Another plotline involves the reanimated, cybernetic Elvis Presley—cobbled together from the total archive of images collected over the real Elvis’ career—who, while touring and singing old favorites to mobs of aging fans, begins to buckle under the incoherent burden of embodying an entire lifetime at once. Yet another centers around a cult leader named The Spirit of Joseph, who commands an armed compound clearly modeled after the one David Koresh ran at Waco.
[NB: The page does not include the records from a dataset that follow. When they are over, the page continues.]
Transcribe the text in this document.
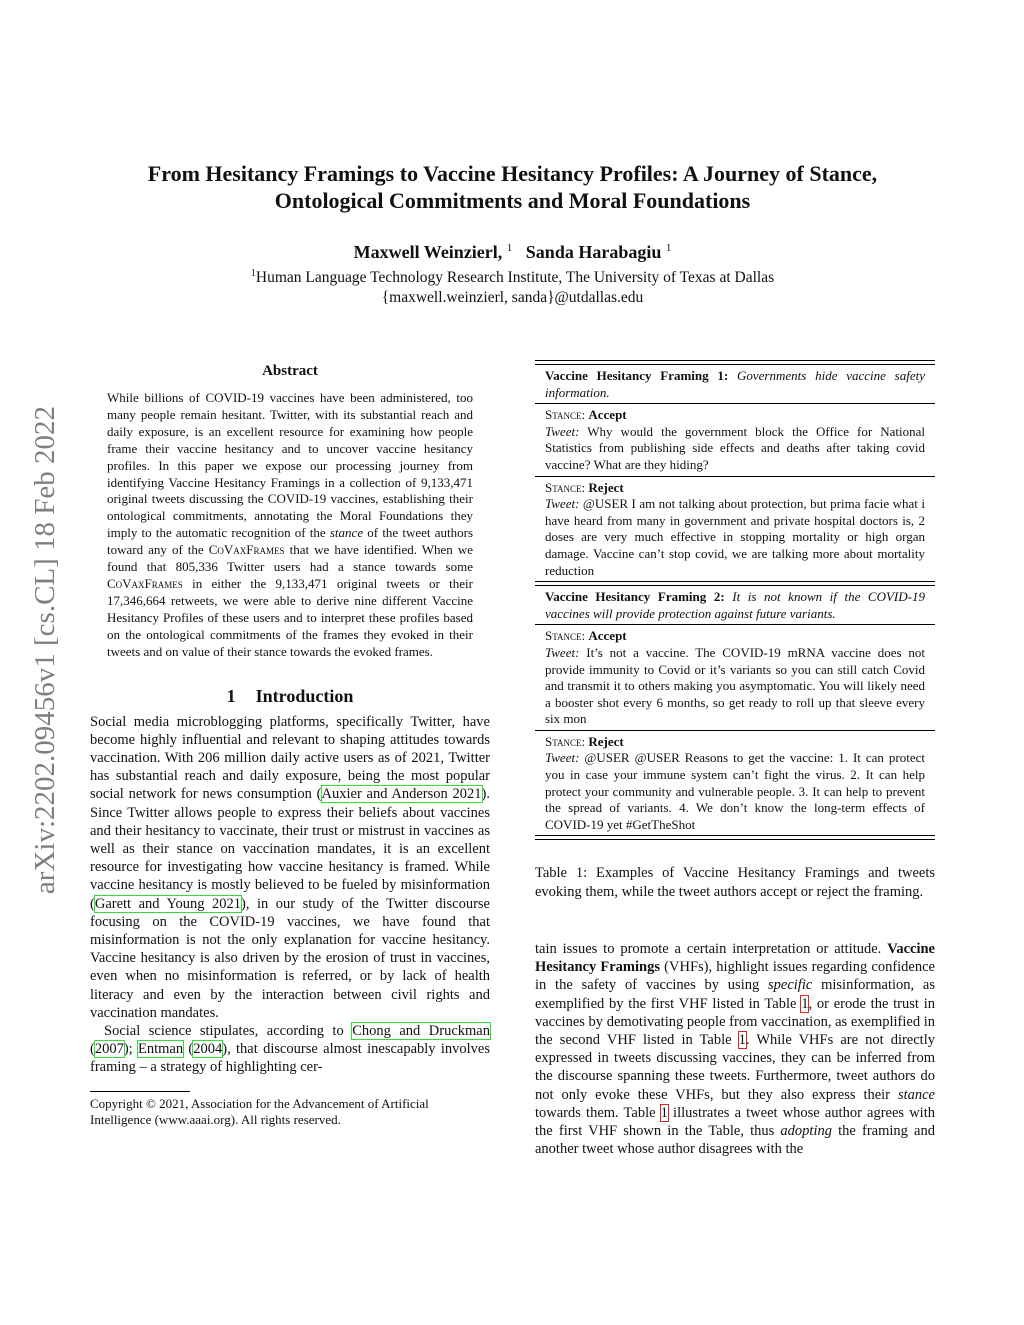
arXiv:2202.09456v1 [cs.CL] 18 Feb 2022
From Hesitancy Framings to Vaccine Hesitancy Profiles: A Journey of Stance,
Ontological Commitments and Moral Foundations
Maxwell Weinzierl, $^1$ Sanda Harabagiu $^1$
$^1$Human Language Technology Research Institute, The University of Texas at Dallas
{maxwell.weinzierl, sanda}@utdallas.edu
Abstract
While billions of COVID-19 vaccines have been administered, too many people remain hesitant. Twitter, with its substantial reach and daily exposure, is an excellent resource for examining how people frame their vaccine hesitancy and to uncover vaccine hesitancy profiles. In this paper we expose our processing journey from identifying Vaccine Hesitancy Framings in a collection of 9,133,471 original tweets discussing the COVID-19 vaccines, establishing their ontological commitments, annotating the Moral Foundations they imply to the automatic recognition of the stance of the tweet authors toward any of the CoVaxFrames that we have identified. When we found that 805,336 Twitter users had a stance towards some CoVaxFrames in either the 9,133,471 original tweets or their 17,346,664 retweets, we were able to derive nine different Vaccine Hesitancy Profiles of these users and to interpret these profiles based on the ontological commitments of the frames they evoked in their tweets and on value of their stance towards the evoked frames.
1 Introduction

Social media microblogging platforms, specifically Twitter, have become highly influential and relevant to shaping attitudes towards vaccination. With 206 million daily active users as of 2021, Twitter has substantial reach and daily exposure, being the most popular social network for news consumption (Auxier and Anderson 2021). Since Twitter allows people to express their beliefs about vaccines and their hesitancy to vaccinate, their trust or mistrust in vaccines as well as their stance on vaccination mandates, it is an excellent resource for investigating how vaccine hesitancy is framed. While vaccine hesitancy is mostly believed to be fueled by misinformation (Garett and Young 2021), in our study of the Twitter discourse focusing on the COVID-19 vaccines, we have found that misinformation is not the only explanation for vaccine hesitancy. Vaccine hesitancy is also driven by the erosion of trust in vaccines, even when no misinformation is referred, or by lack of health literacy and even by the interaction between civil rights and vaccination mandates.

Social science stipulates, according to Chong and Druckman (2007); Entman (2004), that discourse almost inescapably involves framing – a strategy of highlighting cer-

Copyright © 2021, Association for the Advancement of Artificial Intelligence (www.aaai.org). All rights reserved.
Vaccine Hesitancy Framing 1: Governments hide vaccine safety information.
Stance: Accept
Tweet: Why would the government block the Office for National Statistics from publishing side effects and deaths after taking covid vaccine? What are they hiding?
Stance: Reject
Tweet: @USER I am not talking about protection, but prima facie what i have heard from many in government and private hospital doctors is, 2 doses are very much effective in stopping mortality or high organ damage. Vaccine can’t stop covid, we are talking more about mortality reduction
Vaccine Hesitancy Framing 2: It is not known if the COVID-19 vaccines will provide protection against future variants.
Stance: Accept
Tweet: It’s not a vaccine. The COVID-19 mRNA vaccine does not provide immunity to Covid or it’s variants so you can still catch Covid and transmit it to others making you asymptomatic. You will likely need a booster shot every 6 months, so get ready to roll up that sleeve every six mon
Stance: Reject
Tweet: @USER @USER Reasons to get the vaccine: 1. It can protect you in case your immune system can’t fight the virus. 2. It can help protect your community and vulnerable people. 3. It can help to prevent the spread of variants. 4. We don’t know the long-term effects of COVID-19 yet #GetTheShot
Table 1: Examples of Vaccine Hesitancy Framings and tweets evoking them, while the tweet authors accept or reject the framing.
tain issues to promote a certain interpretation or attitude. Vaccine Hesitancy Framings (VHFs), highlight issues regarding confidence in the safety of vaccines by using specific misinformation, as exemplified by the first VHF listed in Table 1, or erode the trust in vaccines by demotivating people from vaccination, as exemplified in the second VHF listed in Table 1. While VHFs are not directly expressed in tweets discussing vaccines, they can be inferred from the discourse spanning these tweets. Furthermore, tweet authors do not only evoke these VHFs, but they also express their stance towards them. Table 1 illustrates a tweet whose author agrees with the first VHF shown in the Table, thus adopting the framing and another tweet whose author disagrees with the
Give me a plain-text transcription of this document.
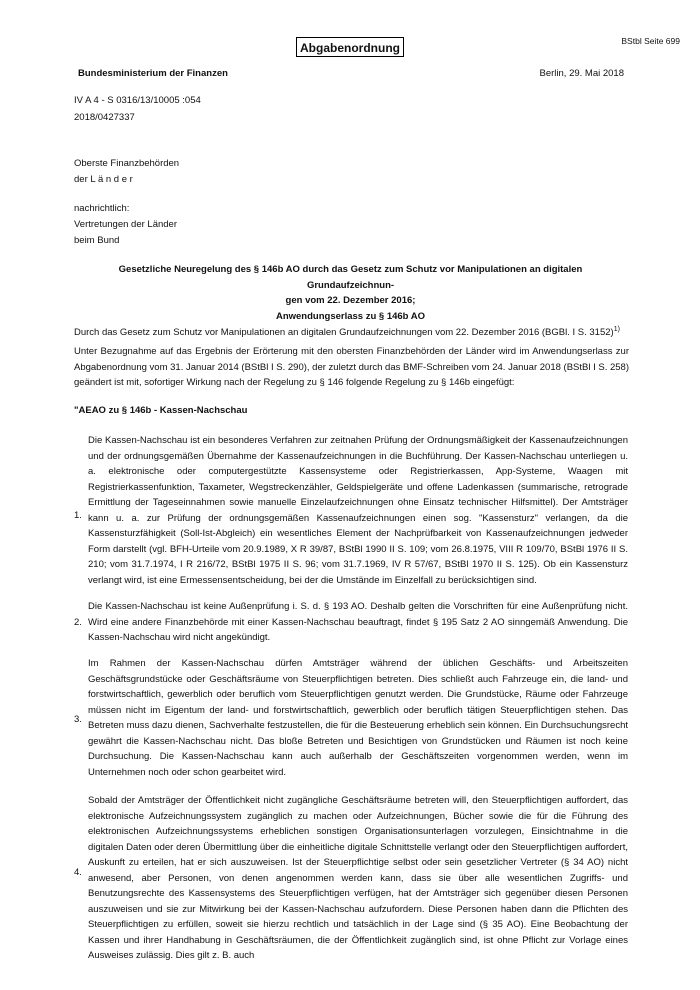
Abgabenordnung	BStbl Seite 699
Bundesministerium der Finanzen	Berlin, 29. Mai 2018
IV A 4 - S 0316/13/10005 :054
2018/0427337
Oberste Finanzbehörden
der L ä n d e r
nachrichtlich:
Vertretungen der Länder
beim Bund
Gesetzliche Neuregelung des § 146b AO durch das Gesetz zum Schutz vor Manipulationen an digitalen Grundaufzeichnun-
gen vom 22. Dezember 2016;
Anwendungserlass zu § 146b AO
Durch das Gesetz zum Schutz vor Manipulationen an digitalen Grundaufzeichnungen vom 22. Dezember 2016 (BGBl. I S. 3152)$^{1)}$
Unter Bezugnahme auf das Ergebnis der Erörterung mit den obersten Finanzbehörden der Länder wird im Anwendungserlass zur Abgabenordnung vom 31. Januar 2014 (BStBl I S. 290), der zuletzt durch das BMF-Schreiben vom 24. Januar 2018 (BStBl I S. 258) geändert ist mit, sofortiger Wirkung nach der Regelung zu § 146 folgende Regelung zu § 146b eingefügt:
"AEAO zu § 146b - Kassen-Nachschau
1.
Die Kassen-Nachschau ist ein besonderes Verfahren zur zeitnahen Prüfung der Ordnungsmäßigkeit der Kassenaufzeichnungen und der ordnungsgemäßen Übernahme der Kassenaufzeichnungen in die Buchführung. Der Kassen-Nachschau unterliegen u. a. elektronische oder computergestützte Kassensysteme oder Registrierkassen, App-Systeme, Waagen mit Registrierkassenfunktion, Taxameter, Wegstreckenzähler, Geldspielgeräte und offene Ladenkassen (summarische, retrograde Ermittlung der Tageseinnahmen sowie manuelle Einzelaufzeichnungen ohne Einsatz technischer Hilfsmittel). Der Amtsträger kann u. a. zur Prüfung der ordnungsgemäßen Kassenaufzeichnungen einen sog. "Kassensturz" verlangen, da die Kassensturzfähigkeit (Soll-Ist-Abgleich) ein wesentliches Element der Nachprüfbarkeit von Kassenaufzeichnungen jedweder Form darstellt (vgl. BFH-Urteile vom 20.9.1989, X R 39/87, BStBl 1990 II S. 109; vom 26.8.1975, VIII R 109/70, BStBl 1976 II S. 210; vom 31.7.1974, I R 216/72, BStBl 1975 II S. 96; vom 31.7.1969, IV R 57/67, BStBl 1970 II S. 125). Ob ein Kassensturz verlangt wird, ist eine Ermessensentscheidung, bei der die Umstände im Einzelfall zu berücksichtigen sind.
2.
Die Kassen-Nachschau ist keine Außenprüfung i. S. d. § 193 AO. Deshalb gelten die Vorschriften für eine Außenprüfung nicht. Wird eine andere Finanzbehörde mit einer Kassen-Nachschau beauftragt, findet § 195 Satz 2 AO sinngemäß Anwendung. Die Kassen-Nachschau wird nicht angekündigt.
3.
Im Rahmen der Kassen-Nachschau dürfen Amtsträger während der üblichen Geschäfts- und Arbeitszeiten Geschäftsgrundstücke oder Geschäftsräume von Steuerpflichtigen betreten. Dies schließt auch Fahrzeuge ein, die land- und forstwirtschaftlich, gewerblich oder beruflich vom Steuerpflichtigen genutzt werden. Die Grundstücke, Räume oder Fahrzeuge müssen nicht im Eigentum der land- und forstwirtschaftlich, gewerblich oder beruflich tätigen Steuerpflichtigen stehen. Das Betreten muss dazu dienen, Sachverhalte festzustellen, die für die Besteuerung erheblich sein können. Ein Durchsuchungsrecht gewährt die Kassen-Nachschau nicht. Das bloße Betreten und Besichtigen von Grundstücken und Räumen ist noch keine Durchsuchung. Die Kassen-Nachschau kann auch außerhalb der Geschäftszeiten vorgenommen werden, wenn im Unternehmen noch oder schon gearbeitet wird.
4.
Sobald der Amtsträger der Öffentlichkeit nicht zugängliche Geschäftsräume betreten will, den Steuerpflichtigen auffordert, das elektronische Aufzeichnungssystem zugänglich zu machen oder Aufzeichnungen, Bücher sowie die für die Führung des elektronischen Aufzeichnungssystems erheblichen sonstigen Organisationsunterlagen vorzulegen, Einsichtnahme in die digitalen Daten oder deren Übermittlung über die einheitliche digitale Schnittstelle verlangt oder den Steuerpflichtigen auffordert, Auskunft zu erteilen, hat er sich auszuweisen. Ist der Steuerpflichtige selbst oder sein gesetzlicher Vertreter (§ 34 AO) nicht anwesend, aber Personen, von denen angenommen werden kann, dass sie über alle wesentlichen Zugriffs- und Benutzungsrechte des Kassensystems des Steuerpflichtigen verfügen, hat der Amtsträger sich gegenüber diesen Personen auszuweisen und sie zur Mitwirkung bei der Kassen-Nachschau aufzufordern. Diese Personen haben dann die Pflichten des Steuerpflichtigen zu erfüllen, soweit sie hierzu rechtlich und tatsächlich in der Lage sind (§ 35 AO). Eine Beobachtung der Kassen und ihrer Handhabung in Geschäftsräumen, die der Öffentlichkeit zugänglich sind, ist ohne Pflicht zur Vorlage eines Ausweises zulässig. Dies gilt z. B. auch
These various plotlines are easier to follow through the unfolding text than they are to summarize, and each traces a similar trajectory as they all move toward an eventual convergence.
The novel’s setting disintegrates from barely sustained order to full-blown chaos (in a bout of depression Elvis commits apparent suicide, sparking riots; federal agents overrun the Spirit of Joseph’s compound; and finally the monsters at Earthquake Island break free, wreaking havoc over all the world’s major cities). At the same time, the various characters, struggling to cope with escalating privation and, to a one, subject to mysterious outside forces of control, gradually lose their coherence—what one would call their “humanity,” save that most of the characters in Destroy All Monsters aren’t exactly human to begin with.
After the President is killed in a terrorist attack, the Vice President (a woefully incompetent, fictionalized Dan Quayle) is given control of the government. Once in office, he soon succumbs to the influence of an “alien being” of the Area 51, Majestic-12 variety. A friend of Muri’s is similarly infected with microscopic aliens following a sexual misadventure, and becomes gradually more and more obsessed with finding a doctor who will believe her when she explains what happened to her, and purge her colonized body. And the animatronic Elvis, meanwhile, is dogged by AL/VI5, an artificial antibody that—in a process far, far too complicated to explain here—is the medium through which the ghost of his stillborn twin brother, Jesse, returns to torments him.
Despite all of this craziness, the novel reads nearly effortlessly, due in part to its straight-ahead prose style, brief chapters, and clockwork cycling from one narrative line to another. As things progress, it becomes clearer that the novel’s apparent central conceit—the alternative reality of a never-ending Gulf War—is only a mechanism used to sketch a broader picture of the irrationality that is a byproduct of the propaganda surrounding modern warfare. The public relations machine around the ongoing Gulf War exacts a toll on our basic cultural sense of reason, the novel intones. When vast information resources are deployed to excuse the massacre of humans on a mass scale, a debt is incurred that must be paid out of our faith in our institutions, out of our sense of autonomy, out of our feeling that our lives belong to us.
Or: as the cliché goes that the first casualty of war is truth, it follows—but is rarely ever said—that the second casualty of war is sanity.